The Full Story
Elizabeth Wyld is a Brooklyn-based, queer indie-folk-pop-rock singer and songwriter from Virginia. Her fetching confessionals explore personal and queer identity, lust and love, growing up gay in rural America, and transforming into a consummate global citizen. Borrowing from her background in musical theater, Wyld is a charismatic performer, with a dazzling stage presence that evokes early David Bowie. She oscillates effortlessly between styles, performing on guitar and piano as she sings, to convey otherworldly elegance and assiduous vigor.
Her debut album, Quiet Year, released in May 2021, features seven lushly layered songs showcasing her resolute lyrics and her sublime, euphonic lead vocals. Quiet Year reveals the story of Wyld's harrowing experience with a paralyzed vocal cord that threatened her ability to sing and speak, and therefore, her career as an actress. Confined to her New York City apartment, she wrote and played guitar to cultivate her figurative voice in the sudden absence of her vocal talent. She fully regained her wide-ranging voice, and reemerged with compelling and heart-wrenching lyrics. Unable to perform musical theater, the solitude and silence unleashed a new career as a genre-flexing songwriter and songstress with a larger-than-life stage presence.
“I spent my whole life playing characters and when that was taken away from me, I realized that I didn't really know who I was. So I started writing Quiet Year to figure that out,” Wyld observed. While her music is at times vulnerable and always unfeigned, her captivating stage persona transcends time and space, transporting the audience into her intimate narrative.

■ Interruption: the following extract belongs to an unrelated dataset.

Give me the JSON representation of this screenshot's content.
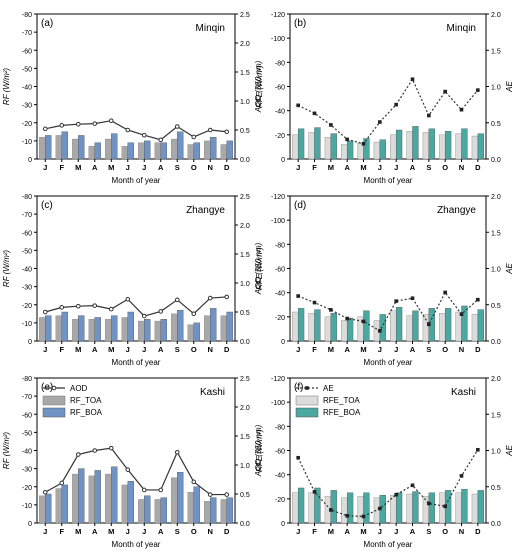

Quiet Year has garnered praise in The Deli Magazine, Forbes, Out Front Magazine, V13, Nusound, and more. Wyld is currently working on her sophomore album, Delicate Creatures, at Studio G in Greenpoint, Brooklyn, with Zach Jones and Oscar Albis Rodriguez of A Great Big World. Her latest single, Love Comes With a Knife, released in June 2022, departs from Wyld's capricious songwriting, drawing joyful inspiration from one of her favorite television series, British spy thriller Killing Eve, regaling us with a timeless, tender love song. Delicate Creatures explores an array of perspectives from different women protagonists in works of fiction and history. Imbued with sapphic undertones, Wyld surveys lesbian identity and the evolution and verisimilitude of love from healthy to obsessive. I wanted to explore what makes love healthy and at which point does love cross into obsession.
Immersed in the visual art world, Wyld imagines her songs as works on display at a gallery, inviting viewers to analyze and interpret her lyrics, to feel and to indulge in the stories they tell and the secrets they reveal. Her songs are dynamic, both as personal narratives and as open dialogues with the viewers and listeners. Her creative process is a personal voyage into the depths of love, from unconditional and pure to libidinous and all-consuming.